Embora o governo mantenha reservas, a imprensa mencionou a possível criação de um órgão federal de controle de sequestros extorsivos e narcotráfico, no âmbito de um programa global de apoio educativo e social.
Kirchner, 54 anos, chegou pela manhã de helicóptero à Casa Rosada (sede do governo) para preparar o anúncio, após uma ausência de 11 dias por causa de uma gastroduodenite aguda que o afetou desde a Semana Santa.
No ato de lançamento, que terá lugar na Casa Rosada, estarão presentes membros do gabinete de ministros e vários governadores, segundo fontes do governo.
A insegurança passou a ser o grande motivo de preocupação na Grande Buenos Aires, a maior concentração urbana do país com nove milhões de habitantes, onde segundo estatísticas oficiais a cada dia morrem seis pessoas em média por delitos violentos.
Um desses delitos, o assassinato do jovem de 22 anos Axel Blumberg durante um sequestro, foi o que provocou uma reação popular e uma mobilização de 150.000 pessoas a 1 de abril passado diante do congresso nacional e chamou a atenção das autoridades.
O caso do estudante universitário, cujo pai, Juan Carlos Blumberg, transformou-se em uma referência nacional na demanda por segurança e justiça, teve como consequência expurgos e detenções na polícia, que está no olho do furacão por denúncias de corrupção e conivência com bandos de delinquentes.
Uma nova marcha foi convocada para quinta-feira em frente ao Palácio dos Tribunais. Em seu regresso ao gabinete, Kirchner fez uma pausa ao meio-dia e foi de helicóptero ao hipódromo de Palermo, na zona norte da capital argentina, para participar na festa do relançamento da Rádio del Plata, propriedade do empresário e apresentador de televisão Marcelo Tinelli.

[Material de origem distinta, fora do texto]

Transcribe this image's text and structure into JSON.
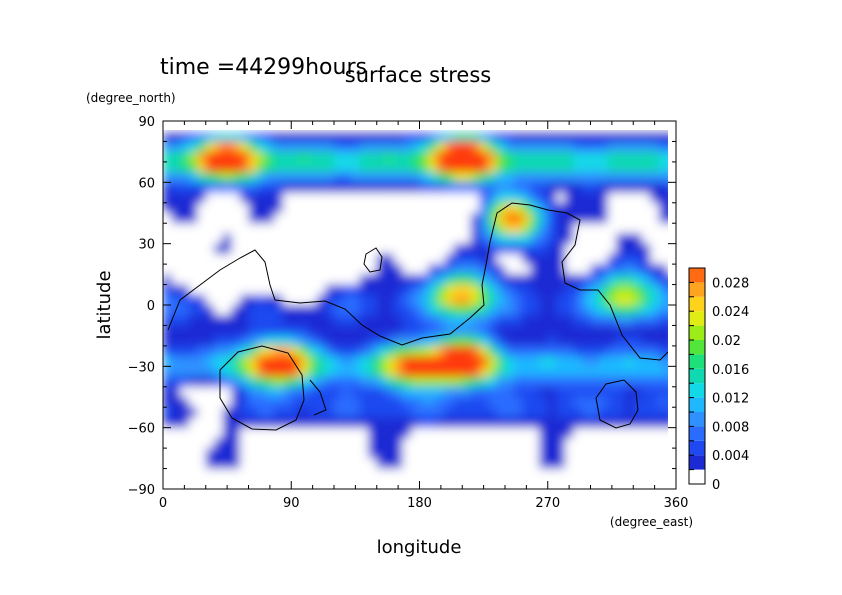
{
  "chart_data": {
    "type": "heatmap",
    "title": "surface stress",
    "time_label": "time =44299hours",
    "xlabel": "longitude",
    "ylabel": "latitude",
    "x_unit": "(degree_east)",
    "y_unit": "(degree_north)",
    "xlim": [
      0,
      360
    ],
    "ylim": [
      -90,
      90
    ],
    "x_ticks": [
      "0",
      "90",
      "180",
      "270",
      "360"
    ],
    "y_ticks": [
      "90",
      "60",
      "30",
      "0",
      "−30",
      "−60",
      "−90"
    ],
    "colorbar": {
      "range": [
        0,
        0.03
      ],
      "tick_labels": [
        "0.028",
        "0.024",
        "0.02",
        "0.016",
        "0.012",
        "0.008",
        "0.004",
        "0"
      ],
      "levels": [
        0,
        0.002,
        0.004,
        0.006,
        0.008,
        0.01,
        0.012,
        0.014,
        0.016,
        0.018,
        0.02,
        0.022,
        0.024,
        0.026,
        0.028,
        0.03
      ],
      "colors": [
        "#ffffff",
        "#1c2ad4",
        "#1f48f0",
        "#2a6cff",
        "#2f91ff",
        "#1fb8ff",
        "#12d8e8",
        "#10d9b2",
        "#1ee07a",
        "#52e63a",
        "#9cec18",
        "#e0ec14",
        "#ffd21c",
        "#ffa41e",
        "#ff6a12",
        "#ff3a0a"
      ]
    },
    "lat_band_peaks": [
      {
        "lat": 70,
        "value": 0.014
      },
      {
        "lat": 0,
        "value": 0.004
      },
      {
        "lat": -30,
        "value": 0.01
      },
      {
        "lat": -50,
        "value": 0.004
      }
    ],
    "hotspots": [
      {
        "lon": 45,
        "lat": 72,
        "value": 0.024
      },
      {
        "lon": 210,
        "lat": 72,
        "value": 0.03
      },
      {
        "lon": 245,
        "lat": 42,
        "value": 0.028
      },
      {
        "lon": 210,
        "lat": 5,
        "value": 0.024
      },
      {
        "lon": 325,
        "lat": 5,
        "value": 0.02
      },
      {
        "lon": 80,
        "lat": -28,
        "value": 0.028
      },
      {
        "lon": 210,
        "lat": -27,
        "value": 0.03
      },
      {
        "lon": 175,
        "lat": -30,
        "value": 0.02
      }
    ],
    "calm_regions": [
      {
        "lon": 120,
        "lat": 40
      },
      {
        "lon": 170,
        "lat": 40
      },
      {
        "lon": 210,
        "lat": 45
      },
      {
        "lon": 90,
        "lat": 10
      },
      {
        "lon": 40,
        "lat": 10
      },
      {
        "lon": 25,
        "lat": -45
      },
      {
        "lon": 100,
        "lat": -75
      },
      {
        "lon": 230,
        "lat": -75
      },
      {
        "lon": 320,
        "lat": -78
      }
    ],
    "grid": false
  }
}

''Estou nota dez'', disse sorridente o presidente indagado sobre sua saúde, nesta imprevista aparição em público que contribuiu para dissipar rumores de que sua doença tinha sido mais grave do que o informado oficialmente. A respeito o ministro do interior, Aníbal Fernández, rechaçou pela rádio América ''as versões psicológicas ou jornalísticas ou mal-intencionadas de algum setor'', e se queixou de que ''alguém chegou a dizer que (Kirchner) tinha feito uma intervenção cirúrgica''.
Fernández tampouco avalizou interpretações de que com o iminente anúncio sobre segurança pública, o governo se proponha inaugurar uma nova etapa política, embora admitisse que a comoção causada na sociedade por mortes recentes como a de Blumberg acelere decisões provavelmente lentas.